O gol contra o Corinthians

Claudinho fala sobre:

Ari Ferreira

Barbieri

"O diferencial dele é a seriedade, a verdade no trabalho. É um cara que consegue levar o grupo, então quando um treinador tem o time na mão, o time vai para frente. Não é à toa que estamos evoluindo no campeonato. Que possamos continuar ouvindo o Maurício e toda a comissão e trabalhando para almejar coisas grandes."

Ari Ferreira

Ser capitão

"É uma responsabilidade, mas eu fico bem tranquilo. Na minha vida inteira tive responsabilidade, desde novo. Então uma responsabilidade a mais, uma a menos, não iria pesar na minha cabeça, no meu estilo de jogar. Pelo contrário, eu fico muito feliz de ser um líder, de estar ajudando companheiros e espero continuar assim."

Ari Ferreira

Chutes de fora

"Eu quero fazer gols de todos os jeitos (risos). Mas essa é uma coisa, de verdade, não é por nada, mas que eu sempre tive facilidade de bater na bola. É natural, não treino muito, 'ah, vou pegar aqui para ficar treinando chute de longe', não. Às vezes eu pego para aprimorar, mas é natural, sempre tive essa vantagem, sabe?".

Ari Ferreira

Cabelo é amuleto

Na base, nos primeiros jogos como profissional e no período em que rodou para tentar se firmar, Claudinho usava o cabelo baixo, raspado. Desde que apareceu na Série B de 2019 o visual já era diferente, com o cabelo black num estilo conhecido como "nudred". Será o segredo da boa fase?

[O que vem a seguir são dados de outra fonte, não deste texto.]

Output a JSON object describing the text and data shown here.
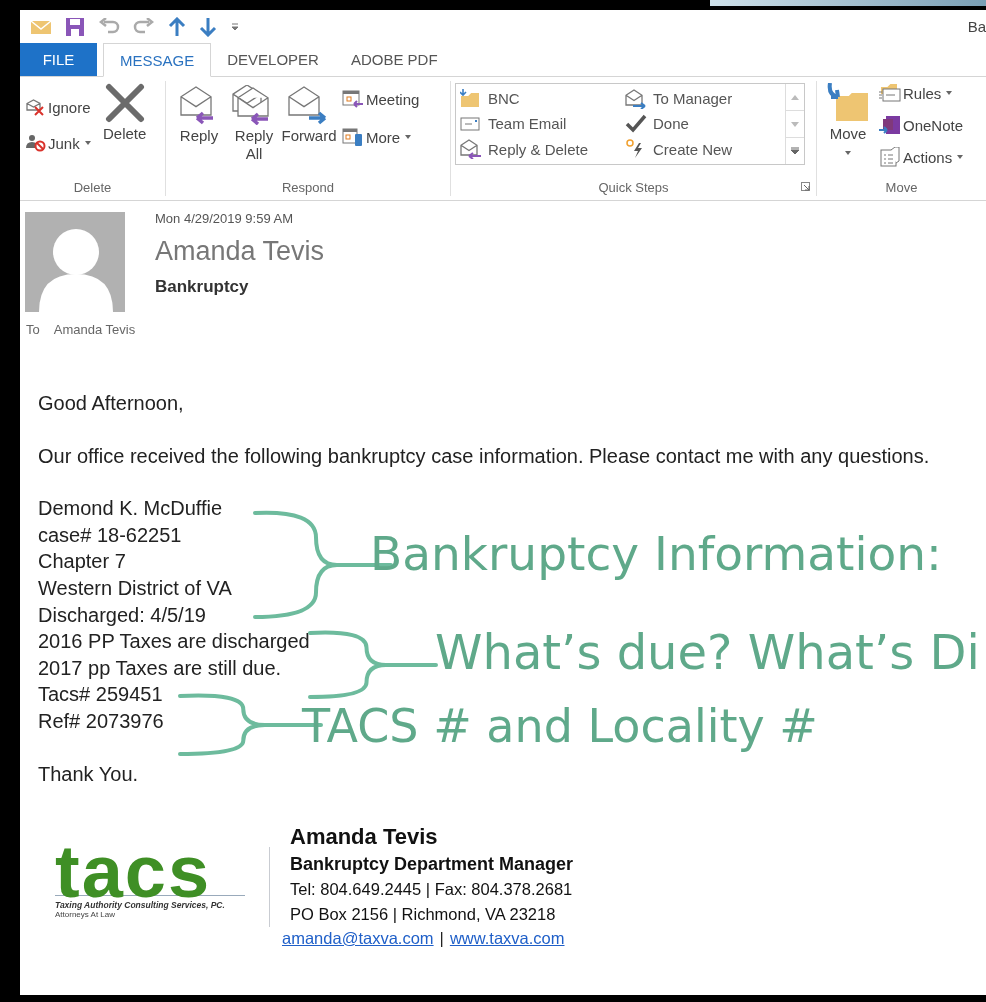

"Olha, eu não sou um cara... como que fala? Supersticioso. Eu não sou um cara assim. Mas depois que eu comecei a fazer gol eu não vou mudar, não (risos). Vou deixar assim mesmo. Está dando certo não mexe."

Para quem quiser copiar e empilhar gols na elite do futebol nacional, ele passa a visão: "Caraca, todo mundo fala, geral pergunta do meu cabelo. Eu não passo nada, meu cabelo é ruim natural mesmo. Xampu, condicionador, creme de pentear e já era."